Cependant, la paix n’est pas encore là, à en croire M. Vahard. Les attaques répétées contre les femmes rapatriées qui effectuent des tâches de base ont créé selon lui une culture du silence, et très peu d’incidents sont signalés.

« Face aux violences sexuelles dont elles sont souvent victimes, elles sont forcées de garder le silence et de vivre avec leur traumatisme », a-t-il déclaré.

Comme vous pouvez le voir, la ville est vide. Nous voulons que les gens reviennent et vivent dans ces maisons.

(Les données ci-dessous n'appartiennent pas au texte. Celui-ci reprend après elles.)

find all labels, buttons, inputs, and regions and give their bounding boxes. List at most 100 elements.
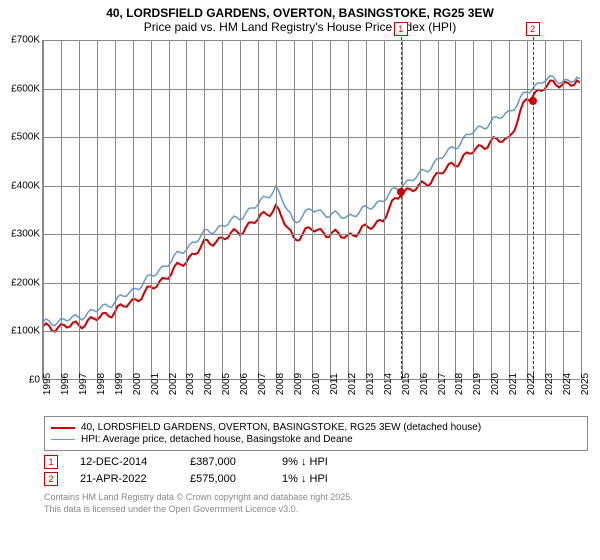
footer-line2: This data is licensed under the Open Gov… [44,504,588,516]
gridline-vertical [491,40,492,379]
gridline-vertical [169,40,170,379]
plot-region: 12 [42,40,580,380]
legend-swatch [51,439,75,441]
transaction-pct: 9% ↓ HPI [282,456,362,468]
gridline-vertical [240,40,241,379]
x-tick-label: 2000 [132,373,143,395]
marker-badge: 2 [526,22,540,36]
x-tick-label: 2015 [401,373,412,395]
gridline-vertical [276,40,277,379]
chart-area: £0£100K£200K£300K£400K£500K£600K£700K 12… [10,40,590,410]
x-tick-label: 2005 [221,373,232,395]
marker-dot [397,188,405,196]
gridline-vertical [563,40,564,379]
x-tick-label: 2010 [311,373,322,395]
y-tick-label: £700K [11,35,40,46]
y-tick-label: £100K [11,326,40,337]
transaction-price: £575,000 [190,473,260,485]
legend-row: HPI: Average price, detached house, Basi… [51,434,581,445]
x-tick-label: 2003 [185,373,196,395]
x-tick-label: 2020 [490,373,501,395]
legend-swatch [51,427,75,429]
transaction-badge: 1 [44,455,58,469]
gridline-vertical [402,40,403,379]
x-tick-label: 2008 [275,373,286,395]
x-tick-label: 2009 [293,373,304,395]
marker-line [533,22,534,379]
gridline-vertical [115,40,116,379]
x-tick-label: 2013 [365,373,376,395]
x-tick-label: 2024 [562,373,573,395]
gridline-vertical [258,40,259,379]
x-tick-label: 2018 [454,373,465,395]
transaction-date: 21-APR-2022 [80,473,168,485]
y-tick-label: £600K [11,83,40,94]
gridline-vertical [527,40,528,379]
legend-label: 40, LORDSFIELD GARDENS, OVERTON, BASINGS… [81,422,481,433]
gridline-vertical [222,40,223,379]
gridline-vertical [455,40,456,379]
title-line1: 40, LORDSFIELD GARDENS, OVERTON, BASINGS… [10,6,590,20]
gridline-vertical [581,40,582,379]
legend-label: HPI: Average price, detached house, Basi… [81,434,353,445]
gridline-vertical [151,40,152,379]
x-tick-label: 2023 [544,373,555,395]
y-tick-label: £400K [11,180,40,191]
legend-row: 40, LORDSFIELD GARDENS, OVERTON, BASINGS… [51,422,581,433]
chart-title-block: 40, LORDSFIELD GARDENS, OVERTON, BASINGS… [0,0,600,36]
gridline-vertical [509,40,510,379]
x-tick-label: 2007 [257,373,268,395]
x-tick-label: 2019 [472,373,483,395]
gridline-vertical [204,40,205,379]
x-tick-label: 1995 [42,373,53,395]
x-tick-label: 2022 [526,373,537,395]
gridline-vertical [294,40,295,379]
transaction-rows: 1 12-DEC-2014 £387,000 9% ↓ HPI 2 21-APR-2022… [44,455,588,486]
gridline-vertical [366,40,367,379]
footer-line1: Contains HM Land Registry data © Crown c… [44,492,588,504]
x-tick-label: 2002 [168,373,179,395]
x-tick-label: 1996 [60,373,71,395]
gridline-vertical [420,40,421,379]
y-tick-label: £500K [11,132,40,143]
title-line2: Price paid vs. HM Land Registry's House … [10,20,590,34]
x-tick-label: 1999 [114,373,125,395]
transaction-price: £387,000 [190,456,260,468]
transaction-pct: 1% ↓ HPI [282,473,362,485]
x-axis: 1995199619971998199920002001200220032004… [42,380,580,410]
x-tick-label: 2016 [419,373,430,395]
gridline-vertical [186,40,187,379]
gridline-vertical [97,40,98,379]
x-tick-label: 2012 [347,373,358,395]
x-tick-label: 2021 [508,373,519,395]
x-tick-label: 2004 [203,373,214,395]
transaction-row: 2 21-APR-2022 £575,000 1% ↓ HPI [44,472,588,486]
y-axis: £0£100K£200K£300K£400K£500K£600K£700K [10,40,42,380]
transaction-date: 12-DEC-2014 [80,456,168,468]
marker-line [401,22,402,379]
gridline-vertical [473,40,474,379]
legend: 40, LORDSFIELD GARDENS, OVERTON, BASINGS… [44,416,588,451]
gridline-vertical [545,40,546,379]
x-tick-label: 1998 [96,373,107,395]
gridline-vertical [43,40,44,379]
marker-badge: 1 [394,22,408,36]
marker-dot [529,97,537,105]
x-tick-label: 2001 [150,373,161,395]
x-tick-label: 2011 [329,373,340,395]
footer-attribution: Contains HM Land Registry data © Crown c… [44,492,588,515]
x-tick-label: 2025 [580,373,591,395]
x-tick-label: 2006 [239,373,250,395]
gridline-vertical [61,40,62,379]
gridline-vertical [330,40,331,379]
y-tick-label: £300K [11,229,40,240]
x-tick-label: 1997 [78,373,89,395]
y-tick-label: £0 [29,375,40,386]
transaction-row: 1 12-DEC-2014 £387,000 9% ↓ HPI [44,455,588,469]
gridline-vertical [133,40,134,379]
transaction-badge: 2 [44,472,58,486]
x-tick-label: 2014 [383,373,394,395]
x-tick-label: 2017 [437,373,448,395]
gridline-vertical [79,40,80,379]
y-tick-label: £200K [11,277,40,288]
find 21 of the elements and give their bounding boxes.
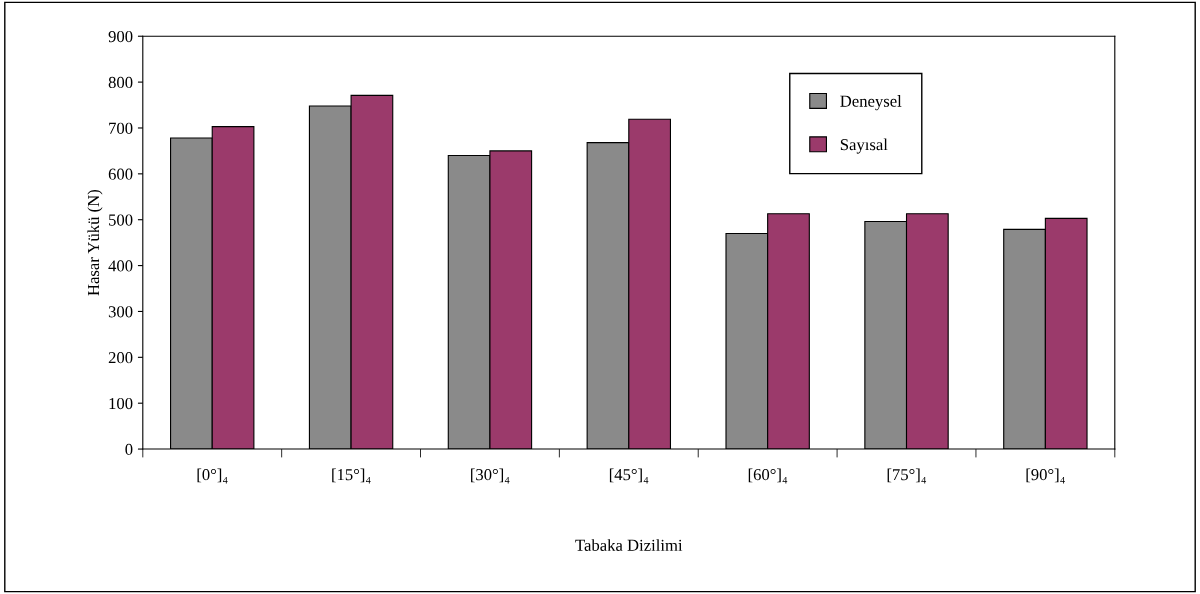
y-axis-title: Hasar Yükü (N)	[87, 190, 103, 296]
x-tick-label: [45°]₄	[609, 468, 649, 484]
y-tick-label: 800	[108, 76, 133, 89]
y-tick-label: 500	[109, 214, 133, 226]
legend-label: Sayısal	[840, 138, 888, 154]
y-tick-label: 700	[109, 122, 133, 134]
y-tick-label: 100	[109, 397, 133, 410]
x-axis-title: Tabaka Dizilimi	[575, 539, 683, 551]
x-tick-label: [0°]₄	[197, 468, 228, 484]
y-tick-label: 0	[125, 443, 133, 456]
y-tick-label: 400	[108, 260, 133, 272]
y-tick-label: 200	[108, 352, 133, 364]
legend-label: Deneysel	[840, 95, 902, 111]
x-tick-label: [90°]₄	[1026, 468, 1065, 484]
x-tick-label: [75°]₄	[887, 468, 927, 484]
y-tick-label: 900	[108, 30, 133, 43]
x-tick-label: [30°]₄	[471, 468, 510, 484]
y-tick-label: 600	[108, 168, 133, 180]
y-tick-label: 300	[108, 306, 133, 318]
x-tick-label: [15°]₄	[332, 468, 371, 484]
x-tick-label: [60°]₄	[748, 468, 788, 484]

Cyprien Kasekera, ancien du village

Imelda Kavila, militante locale pour les droits des femmes de Beni, a décrit les souffrances que les femmes continuent de subir en raison de l’insécurité. Certaines des femmes qui ont été agressées sexuellement ont été infectées par le VIH/SIDA.

« Des fois, tu cours chercher de la nourriture dans le jardin des voisins, mais tu risques d’être attaquée et agressée », a expliqué Imelda Kavila.

Pour créer les conditions nécessaires à un retour à la normale, les jeunes déplacés ont réitéré l’appel au rétablissement de la paix et à l’investissement dans l’éducation.

« Pour nous, c’est un sentiment de satisfaction, on peut montrer au monde qu’on a subi suffisamment d’atrocités, de guerres injustes qui ont entraîné le déplacement de nos populations », a déclaré un jeune militant.

Et Patrice Vahard d’ajouter : « Nous sommes aussi conscients que cela permettra de trouver une solution à la souffrance de la population, afin que même les auteurs qui ont toujours causé cette souffrance puissent un jour se retrouver. »

Le HCDH participe activement à des activités de sensibilisation et à l’élaboration de politiques en matière de justice transitionnelle, qui visent à garantir le principe de responsabilité, à rendre la justice et à assurer la réconciliation.

*Seul le prénom a été utilisé pour cacher son identité.